The pounding of wings filled the air like a burst of thunder. “Good Lord have mercy!” I yelled. The bird that rose in our path was a sight, its wings spreading so wide as to reach practically from one side of the trail to the other. Its beak was as long as a pencil and curved downward, and feathers stood straight up atop its head like a headdress worn by a Sioux chieftain. I had never seen such a thing up on Katie's Knob. I reckoned that bird must have gotten offtrack from its normal course, and I said as much to Amos when he turned to look at me, grinning from ear to ear.

He nodded, then turned and chased after the thing, Tom and Huck directly on his heels. I run behind them, shaking my head, wondering what on earth Amos would do if he happened to catch the bird.
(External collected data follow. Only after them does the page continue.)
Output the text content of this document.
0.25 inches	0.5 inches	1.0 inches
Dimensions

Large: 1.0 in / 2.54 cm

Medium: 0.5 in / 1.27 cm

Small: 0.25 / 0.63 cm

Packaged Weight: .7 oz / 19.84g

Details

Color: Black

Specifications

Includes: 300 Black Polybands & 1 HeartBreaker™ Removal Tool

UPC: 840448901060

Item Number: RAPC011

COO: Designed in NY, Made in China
But the thought had barely made tracks across my mind before the bird got ahold of the
air and headed for the sky and whatever distant land it called home.

We had reached the top of Katie's Knob by this time, and Indian Creek spread out below us like a quilt. Amos fell to the ground, breathing hard from the chase. Tom and Huck licked at his face and neck, which made Amos shake with laughter.

I sat down beside him, my breath short and quick. There was no use in trying to talk with Amos rolling around on the ground with Tom and Huck. From down the mountain I could hear the bell Mama rang to bring me in when I'd gone out past the yard and she needed me home to help her. By the look of the sun, I'd say it was close to suppertime. Lately, Mama had me setting the table every night with a full complement of forks and spoons and knives so that I would know the proper thing to do should I find myself in high society.

As far as I was concerned, where I sat was high society enough, there with my brother and the birds and every wild thing.

chapter 4

S
unday afternoon, two weeks later, Caroline pulled the ledger book from the kitchen drawer after church, sat down at the table to study on it, and commenced to crowing with delight.

“I knew it! All I could think about at church was how maybe when that sow got big enough for Daddy to sell it to Chester Daniels, we'd have enough for tuition, and I was right!”

Caroline's cheeks was flushed all red, and she had a big smile on her face. “I can't hardly believe it!” she said, throwing her head back and grinning at the ceiling. “I am finally going to get out of this town.”

“Do us all a favor, honey,” my mama said from
where she was standing at the sideboard, still dressed in her navy blue church dress with the pearl buttons, slicing a cold ham for dinner. “At least act like you're a little bit sad at the thought of going.”